Palmer has managed to pull together a thriller and a documentary between two book covers. However, this has met with a divided readership. Those who are historically oriented get the political and personal tangle of that affair unraveled with an exciting wealth of detail and depth of interpretation. Then there are the younger semesters, to whom the political core could seem as fictitious as its coat, the agent, mix-up and murder story.
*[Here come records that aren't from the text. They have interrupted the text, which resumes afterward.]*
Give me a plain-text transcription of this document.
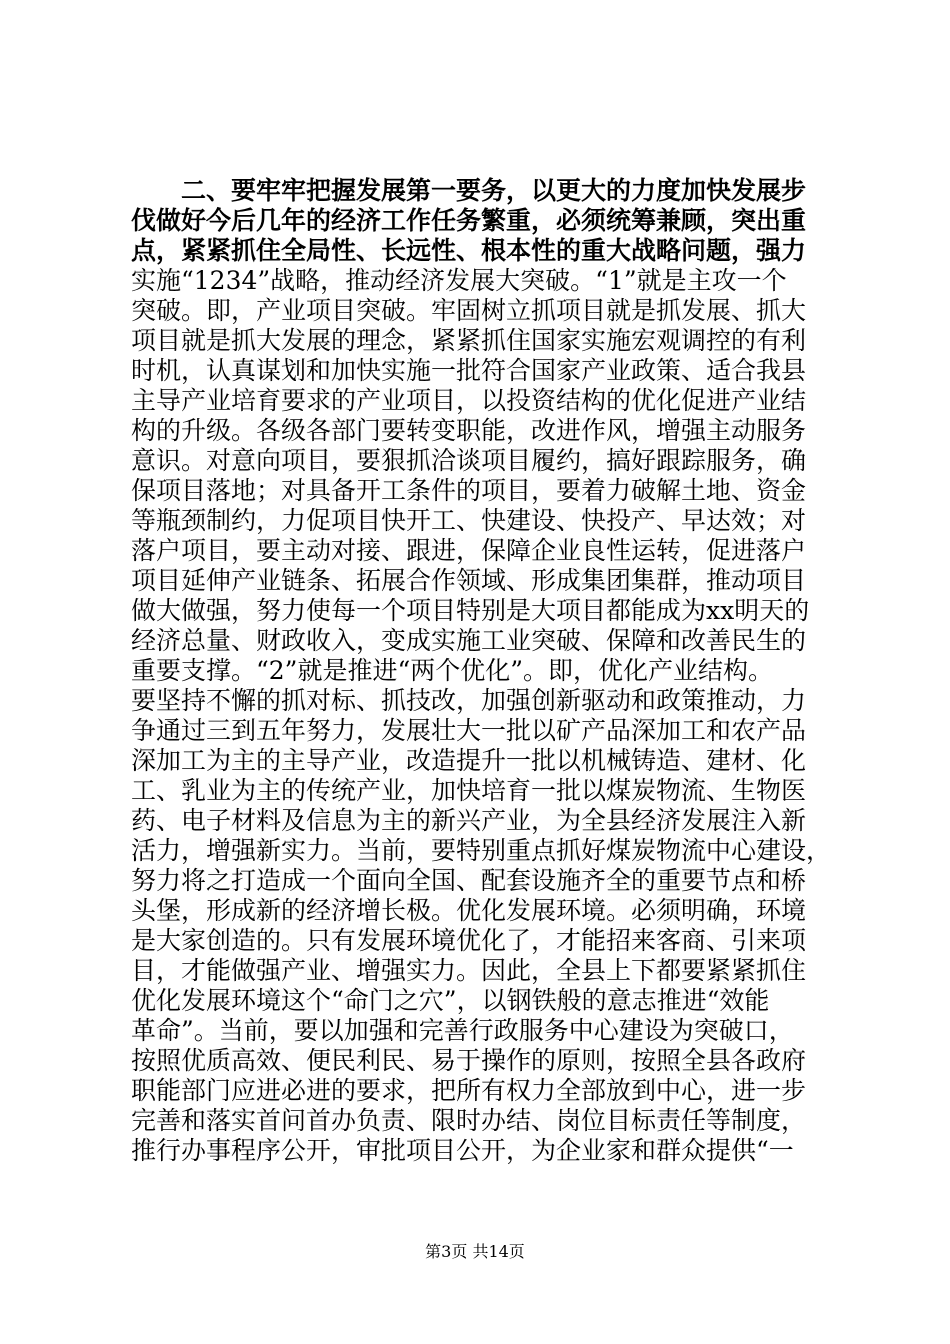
　　二、要牢牢把握发展第一要务，以更大的力度加快发展步

伐做好今后几年的经济工作任务繁重，必须统筹兼顾，突出重

点，紧紧抓住全局性、长远性、根本性的重大战略问题，强力

实施“1234”战略，推动经济发展大突破。“1”就是主攻一个

突破。即，产业项目突破。牢固树立抓项目就是抓发展、抓大

项目就是抓大发展的理念，紧紧抓住国家实施宏观调控的有利

时机，认真谋划和加快实施一批符合国家产业政策、适合我县

主导产业培育要求的产业项目，以投资结构的优化促进产业结

构的升级。各级各部门要转变职能，改进作风，增强主动服务

意识。对意向项目，要狠抓洽谈项目履约，搞好跟踪服务，确

保项目落地；对具备开工条件的项目，要着力破解土地、资金

等瓶颈制约，力促项目快开工、快建设、快投产、早达效；对

落户项目，要主动对接、跟进，保障企业良性运转，促进落户

项目延伸产业链条、拓展合作领域、形成集团集群，推动项目

做大做强，努力使每一个项目特别是大项目都能成为xx明天的

经济总量、财政收入，变成实施工业突破、保障和改善民生的

重要支撑。“2”就是推进“两个优化”。即，优化产业结构。

要坚持不懈的抓对标、抓技改，加强创新驱动和政策推动，力

争通过三到五年努力，发展壮大一批以矿产品深加工和农产品

深加工为主的主导产业，改造提升一批以机械铸造、建材、化

工、乳业为主的传统产业，加快培育一批以煤炭物流、生物医

药、电子材料及信息为主的新兴产业，为全县经济发展注入新

活力，增强新实力。当前，要特别重点抓好煤炭物流中心建设，

努力将之打造成一个面向全国、配套设施齐全的重要节点和桥

头堡，形成新的经济增长极。优化发展环境。必须明确，环境

是大家创造的。只有发展环境优化了，才能招来客商、引来项

目，才能做强产业、增强实力。因此，全县上下都要紧紧抓住

优化发展环境这个“命门之穴”，以钢铁般的意志推进“效能

革命”。当前，要以加强和完善行政服务中心建设为突破口，

按照优质高效、便民利民、易于操作的原则，按照全县各政府

职能部门应进必进的要求，把所有权力全部放到中心，进一步

完善和落实首问首办负责、限时办结、岗位目标责任等制度，

推行办事程序公开，审批项目公开，为企业家和群众提供“一

第3页 共14页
There is no proof for the thesis, but almost
In all the layers of facts and conclusions, Palmer identifies the populist and political villain Strauss as the actual mastermind of the affair, in thorough research and the enactment of the processes of that vote and its thunderous reverberations. He cannot prove Strauss’ betrayal. But Palmer doesn’t fool anyone about the credibility and provability of his thesis either. He plays with completely open cards, which he explains again in the epilogue. Rainer Barzel himself confided in him shortly before his death that one of the decisive abstentions from the CDU/CSU in the decisive vote was with absolute certainty Strauss himself, just to keep him, Barzel, away from the chancellery, for which the CSU boss alone thought capable and chosen.
Those familiar with the times and the protagonists are now convinced that there could be a compelling logic inherent in this genealogy of failure, which we are fortunate to see today. “Betrayal on the Rhine” is a politically explosive text framed in a criminally entertaining way.